We have the Yoder pellet smoker and love it. We use it at the ranch all the time. It is great to be able to smoke any kind of meat you want and still get all your work done since you don't have to mind the smoker at all. Just set it and forget it. Yoder's, IMHO, are far better quality smokers than Rec-Tec and GMG. The steel is thicker which adds to greater heat control and will last longer. The heat controller moves in 5 degree increments (which wasn't really that important to me but someone mentioned it above). They have two sizes and we got the large since we like to smoke split hogs on a regular basis. Check them out. My brother has the GMG at his house and he says the Yoder is a considerably better product. We have done ribs, brisket, chickens, pork butts and hogs.
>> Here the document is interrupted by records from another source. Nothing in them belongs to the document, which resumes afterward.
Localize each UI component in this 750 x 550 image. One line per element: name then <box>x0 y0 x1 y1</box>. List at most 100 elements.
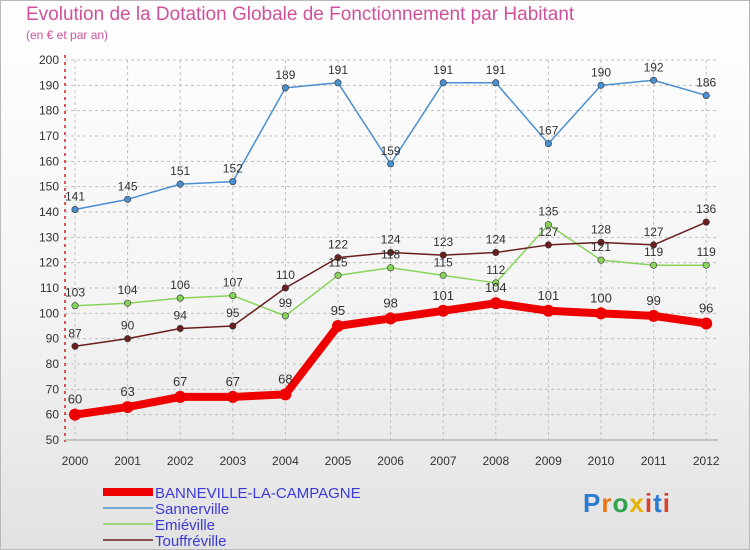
chart-title: Evolution de la Dotation Globale de Fonc… <box>26 4 575 25</box>
data-label: 191 <box>433 63 453 77</box>
data-point <box>124 335 132 343</box>
legend-label: BANNEVILLE-LA-CAMPAGNE <box>155 485 361 502</box>
y-axis: 50 60 70 80 90 100 110 120 130 140 150 160 170 180 190… <box>39 53 66 447</box>
data-label: 189 <box>275 68 295 82</box>
data-point <box>650 261 658 269</box>
x-tick-label: 2005 <box>325 454 352 468</box>
data-label: 121 <box>591 240 611 254</box>
x-axis: 2000 2001 2002 2003 2004 2005 2006 2007 2008 2009… <box>62 439 720 468</box>
data-point <box>492 79 500 87</box>
data-label: 127 <box>644 225 664 239</box>
y-tick-label: 60 <box>46 408 60 422</box>
proxiti-logo: Proxiti <box>583 488 671 518</box>
data-label: 95 <box>331 303 345 318</box>
data-point <box>124 299 132 307</box>
data-label: 68 <box>278 371 292 386</box>
data-label: 100 <box>590 290 612 305</box>
data-label: 67 <box>226 374 240 389</box>
data-point <box>387 264 395 272</box>
data-label: 191 <box>486 63 506 77</box>
data-point <box>542 304 555 317</box>
data-label: 118 <box>381 248 400 262</box>
series-group <box>69 76 713 421</box>
data-point <box>281 84 289 92</box>
data-label: 124 <box>486 233 506 247</box>
x-tick-label: 2002 <box>167 454 194 468</box>
y-tick-label: 100 <box>39 306 59 320</box>
y-tick-label: 80 <box>46 357 60 371</box>
x-tick-label: 2004 <box>272 454 299 468</box>
data-point <box>544 241 552 249</box>
y-tick-label: 190 <box>39 78 59 92</box>
data-label: 159 <box>381 144 401 158</box>
data-label: 128 <box>591 222 611 236</box>
data-point <box>176 180 184 188</box>
data-label: 99 <box>646 293 660 308</box>
data-point <box>176 294 184 302</box>
data-label: 119 <box>697 245 716 259</box>
data-point <box>544 140 552 148</box>
data-point <box>229 322 237 330</box>
data-point <box>544 221 552 229</box>
data-point <box>492 279 500 287</box>
data-label: 98 <box>383 295 397 310</box>
data-label: 141 <box>65 189 85 203</box>
data-label: 115 <box>328 255 347 269</box>
data-point <box>387 249 395 257</box>
data-point <box>226 390 239 403</box>
data-point <box>229 292 237 300</box>
data-point <box>439 251 447 259</box>
data-labels: 141 145 151 152 189 191 159 191 191 167 190 192 186 1… <box>65 60 717 406</box>
data-label: 67 <box>173 374 187 389</box>
data-label: 124 <box>381 233 401 247</box>
data-label: 115 <box>434 255 453 269</box>
x-tick-label: 2009 <box>535 454 562 468</box>
data-label: 103 <box>65 286 85 300</box>
y-tick-label: 150 <box>39 180 59 194</box>
data-point <box>597 81 605 89</box>
data-label: 186 <box>696 75 716 89</box>
data-point <box>334 79 342 87</box>
data-label: 122 <box>328 238 348 252</box>
data-label: 106 <box>170 278 190 292</box>
data-label: 136 <box>696 202 716 216</box>
y-tick-label: 140 <box>39 205 59 219</box>
data-label: 99 <box>279 296 293 310</box>
data-label: 110 <box>276 268 295 282</box>
data-label: 112 <box>486 263 505 277</box>
data-point <box>387 160 395 168</box>
data-point <box>229 178 237 186</box>
y-tick-label: 50 <box>46 433 60 447</box>
data-label: 152 <box>223 162 243 176</box>
data-label: 104 <box>118 283 138 297</box>
grid <box>65 59 718 441</box>
x-tick-label: 2010 <box>588 454 615 468</box>
x-tick-label: 2000 <box>62 454 89 468</box>
y-tick-label: 170 <box>39 129 59 143</box>
data-label: 127 <box>538 225 558 239</box>
data-point <box>174 390 187 403</box>
y-tick-label: 180 <box>39 104 59 118</box>
data-point <box>437 304 450 317</box>
data-label: 101 <box>432 288 454 303</box>
x-tick-label: 2008 <box>482 454 509 468</box>
data-label: 107 <box>223 276 243 290</box>
data-point <box>650 76 658 84</box>
data-point <box>597 238 605 246</box>
y-tick-label: 160 <box>39 154 59 168</box>
data-point <box>439 79 447 87</box>
data-point <box>597 256 605 264</box>
data-label: 95 <box>226 306 240 320</box>
data-label: 119 <box>644 245 663 259</box>
data-point <box>279 388 292 401</box>
data-label: 145 <box>118 179 138 193</box>
data-label: 60 <box>68 392 82 407</box>
data-point <box>332 320 344 332</box>
data-point <box>492 249 500 257</box>
data-point <box>702 261 710 269</box>
data-label: 192 <box>644 60 664 74</box>
data-label: 101 <box>538 288 560 303</box>
data-point <box>121 401 134 414</box>
y-tick-label: 120 <box>39 256 59 270</box>
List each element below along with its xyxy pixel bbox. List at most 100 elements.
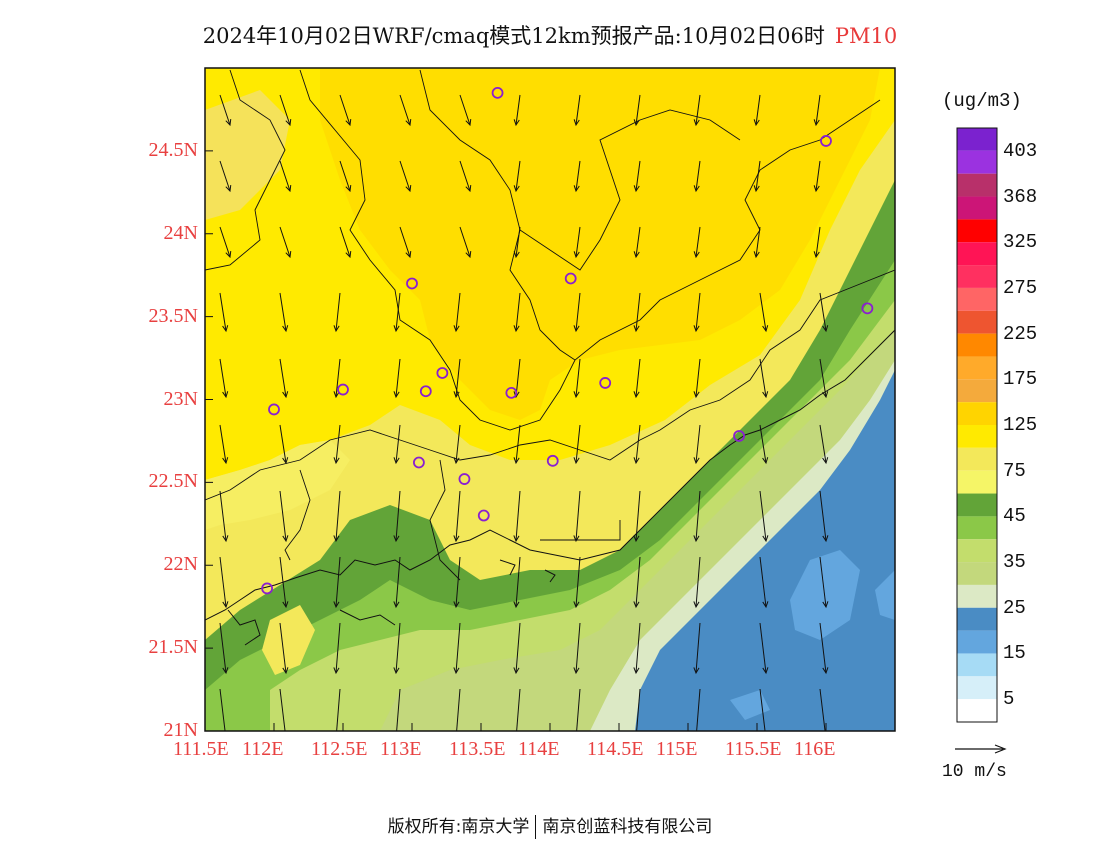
wind-arrow-head: [693, 457, 700, 465]
map-title: 2024年10月02日WRF/cmaq模式12km预报产品:10月02日06时 P…: [0, 20, 1100, 50]
wind-arrow-head: [762, 457, 769, 465]
boundary-mid: [299, 69, 881, 431]
wind-arrow-head: [393, 391, 400, 399]
colorbar-swatch: [957, 333, 997, 357]
wind-arrow: [339, 160, 351, 192]
wind-arrow-head: [285, 118, 292, 127]
coastline-islet-a: [499, 559, 516, 576]
lon-label: 116E: [794, 738, 836, 760]
wind-arrow-head: [345, 118, 352, 127]
field-80-sw: [205, 440, 350, 530]
wind-arrow: [335, 292, 341, 332]
wind-arrow: [395, 556, 401, 608]
wind-arrow-head: [393, 325, 400, 333]
wind-arrow: [335, 622, 341, 674]
colorbar-swatch: [957, 310, 997, 334]
wind-arrow: [335, 358, 341, 398]
boundaries: [205, 69, 895, 581]
wind-arrow-head: [333, 601, 340, 609]
wind-arrow-head: [633, 119, 640, 127]
colorbar-unit: (ug/m3): [942, 90, 1022, 112]
coastline-bay: [227, 609, 261, 646]
wind-arrow: [755, 160, 761, 192]
colorbar-swatch: [957, 287, 997, 311]
wind-arrow: [759, 622, 767, 674]
wind-arrow-head: [222, 667, 229, 675]
wind-arrow: [695, 424, 701, 464]
wind-arrow-head: [393, 535, 400, 543]
wind-arrow: [695, 556, 701, 608]
wind-arrow: [515, 556, 521, 608]
wind-arrow: [219, 94, 231, 126]
colorbar-swatch: [957, 516, 997, 540]
colorbar-label: 5: [1003, 688, 1015, 711]
wind-reference-arrow: [955, 744, 1007, 754]
wind-arrow: [635, 358, 641, 398]
lon-label: 114E: [518, 738, 560, 760]
wind-arrow: [279, 358, 287, 398]
wind-arrow-head: [453, 667, 460, 675]
wind-arrow: [335, 556, 341, 608]
wind-arrow: [395, 358, 401, 398]
coastline-islet-b: [544, 569, 556, 583]
wind-arrow: [515, 292, 521, 332]
colorbar-swatch: [957, 196, 997, 220]
wind-arrow-head: [693, 391, 700, 399]
wind-arrow: [399, 94, 411, 126]
colorbar-swatch: [957, 128, 997, 151]
wind-arrow-head: [393, 667, 400, 675]
wind-arrow-head: [762, 601, 769, 609]
wind-arrow-head: [405, 118, 412, 127]
wind-arrow-head: [333, 667, 340, 675]
wind-arrow-head: [573, 251, 580, 259]
wind-arrow-head: [573, 185, 580, 193]
wind-arrow: [575, 622, 581, 674]
wind-arrow: [515, 160, 521, 192]
wind-arrow: [635, 292, 641, 332]
company-text: 南京创蓝科技有限公司: [542, 817, 713, 837]
concentration-field: [205, 68, 895, 731]
wind-arrow: [279, 424, 287, 464]
station-marker: [546, 454, 559, 467]
wind-arrow: [395, 490, 401, 542]
lat-label: 22N: [163, 553, 198, 576]
lat-label: 23.5N: [148, 304, 198, 327]
boundary-inner: [509, 229, 576, 361]
wind-arrow: [339, 94, 351, 126]
wind-arrow-head: [285, 184, 292, 193]
wind-arrow-head: [453, 325, 460, 333]
wind-arrow-head: [405, 184, 412, 193]
wind-arrow-head: [573, 457, 580, 465]
monitoring-stations: [261, 86, 874, 595]
wind-arrow-head: [393, 457, 400, 465]
lon-label: 115.5E: [725, 738, 782, 760]
station-marker: [436, 367, 449, 379]
wind-arrow-head: [693, 119, 700, 127]
colorbar-label: 35: [1003, 551, 1026, 574]
lat-label: 24.5N: [148, 138, 198, 161]
wind-arrow-head: [573, 119, 580, 127]
wind-arrow-head: [453, 391, 460, 399]
field-125: [320, 68, 880, 420]
wind-arrow-head: [333, 535, 340, 543]
station-marker: [406, 277, 418, 290]
wind-arrow: [695, 490, 701, 542]
wind-arrow-head: [513, 391, 520, 399]
boundary-pearl: [429, 459, 461, 581]
station-marker: [861, 302, 874, 315]
wind-arrow-head: [633, 601, 640, 609]
wind-arrow: [515, 490, 521, 542]
lat-label: 23N: [163, 387, 198, 410]
wind-arrow: [695, 292, 701, 332]
wind-arrow-head: [453, 601, 460, 609]
wind-arrow: [515, 622, 521, 674]
wind-arrow-head: [753, 185, 760, 193]
wind-arrow: [575, 226, 581, 258]
wind-arrow-head: [633, 185, 640, 193]
wind-arrow: [819, 292, 827, 332]
boundary-southwest: [284, 469, 311, 561]
wind-arrow: [819, 424, 827, 464]
boundary-west: [205, 69, 286, 271]
colorbar-swatch: [957, 607, 997, 631]
wind-arrow-head: [333, 325, 340, 333]
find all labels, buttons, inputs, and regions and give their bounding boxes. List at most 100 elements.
Everything has come out great. No, it isn't the same as a stick burner but the convenience factor is key. I was just given a Big Green Egg by my wife and kids for Father's Day and now my obsession is complete!


----------



## HTownBoi281 (May 13, 2006)

WOW!! thank you guys for the great input!! I really appreciate it!!


----------



## str0sfan01 (Apr 11, 2011)

HEB and Lowes have one made by Char Griller. From what I've read, it uses the same controller that Traeger used. I bought one at HEB for $400, and love it. After looking at the traegers, the Char Griller seemed to be made better. It's just a tad smaller than the Texas Pro, but bigger than the Lil Texas.


----------



## BlueDawg (Apr 17, 2015)

I have a traeger it does OK. I used it until I got introduced to the Green Egg. I bought a Primo same as a Green Egg but Primos are made in the USA. Will never smoke on anything else. Hands down the best way to smoke, cook pizza, grill. That is my opinion.


----------